Ganarse la vida o ganar su vida

Bien es cierto que Auster, durante sus últimos días en la Universidad de Columbia intentó paliar algunas de esas estrecheces económicas de sus primeros años a las que se refieren sus notas biográficas publicando artículos sobre películas en el "Columbia Daily Spectator". Pero una vez comenzó a ser reconocido como novelista, el cine le interesaba tan poco que, pese a que ya fue reclamado por la pantalla desde que publicó sus primeras ficciones, no sería hasta 1990, cuando decidió dar permiso a Philip Hass para adaptar "La música del azar".

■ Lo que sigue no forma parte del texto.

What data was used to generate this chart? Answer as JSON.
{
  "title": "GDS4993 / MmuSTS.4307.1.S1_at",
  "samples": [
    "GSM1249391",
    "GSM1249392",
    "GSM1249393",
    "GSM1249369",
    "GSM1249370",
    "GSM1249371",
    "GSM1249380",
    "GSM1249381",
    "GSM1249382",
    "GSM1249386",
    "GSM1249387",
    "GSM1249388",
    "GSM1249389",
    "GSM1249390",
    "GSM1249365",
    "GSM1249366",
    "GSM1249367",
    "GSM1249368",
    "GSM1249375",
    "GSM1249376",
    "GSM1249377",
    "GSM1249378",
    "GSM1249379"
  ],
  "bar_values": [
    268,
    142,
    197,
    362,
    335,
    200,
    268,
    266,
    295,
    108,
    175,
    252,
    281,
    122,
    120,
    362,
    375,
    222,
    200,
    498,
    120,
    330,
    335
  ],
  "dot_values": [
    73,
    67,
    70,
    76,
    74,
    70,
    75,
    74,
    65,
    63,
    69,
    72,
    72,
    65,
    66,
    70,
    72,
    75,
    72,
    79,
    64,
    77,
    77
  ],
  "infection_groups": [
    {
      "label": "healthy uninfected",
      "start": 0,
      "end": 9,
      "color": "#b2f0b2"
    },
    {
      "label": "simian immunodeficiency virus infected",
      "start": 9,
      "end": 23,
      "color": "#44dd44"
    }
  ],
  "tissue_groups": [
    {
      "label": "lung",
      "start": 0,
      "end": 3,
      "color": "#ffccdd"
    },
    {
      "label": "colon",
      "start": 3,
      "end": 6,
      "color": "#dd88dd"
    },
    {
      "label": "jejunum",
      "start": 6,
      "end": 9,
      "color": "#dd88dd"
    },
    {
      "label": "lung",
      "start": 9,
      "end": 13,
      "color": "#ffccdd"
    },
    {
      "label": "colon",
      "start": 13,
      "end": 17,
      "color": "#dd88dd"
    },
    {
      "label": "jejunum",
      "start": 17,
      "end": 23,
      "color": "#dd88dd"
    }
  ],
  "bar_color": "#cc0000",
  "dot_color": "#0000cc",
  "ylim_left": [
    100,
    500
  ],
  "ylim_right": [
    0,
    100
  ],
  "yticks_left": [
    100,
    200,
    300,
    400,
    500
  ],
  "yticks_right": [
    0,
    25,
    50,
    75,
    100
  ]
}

Cuatro años después, su colaboración con Wang colocaba a Auster en los altares de los circuitos en versión original. Ya desde este privilegiado puesto, el autor de la "Trilogía de Nueva York" relevó a uno de los grandes nombres del cine de autor, Wim Wenders, en la dirección de "Lulu on the Bridge" (1997), una suerte de remake de "La caja de Pandora" (1929), el clásico de Georg Wilhem Pabst. Acogida por la crítica con frialdad, cabe suponer que el gran Auster, al igual que el gran Robbe-Grillet, es el novelista, que no el cineasta.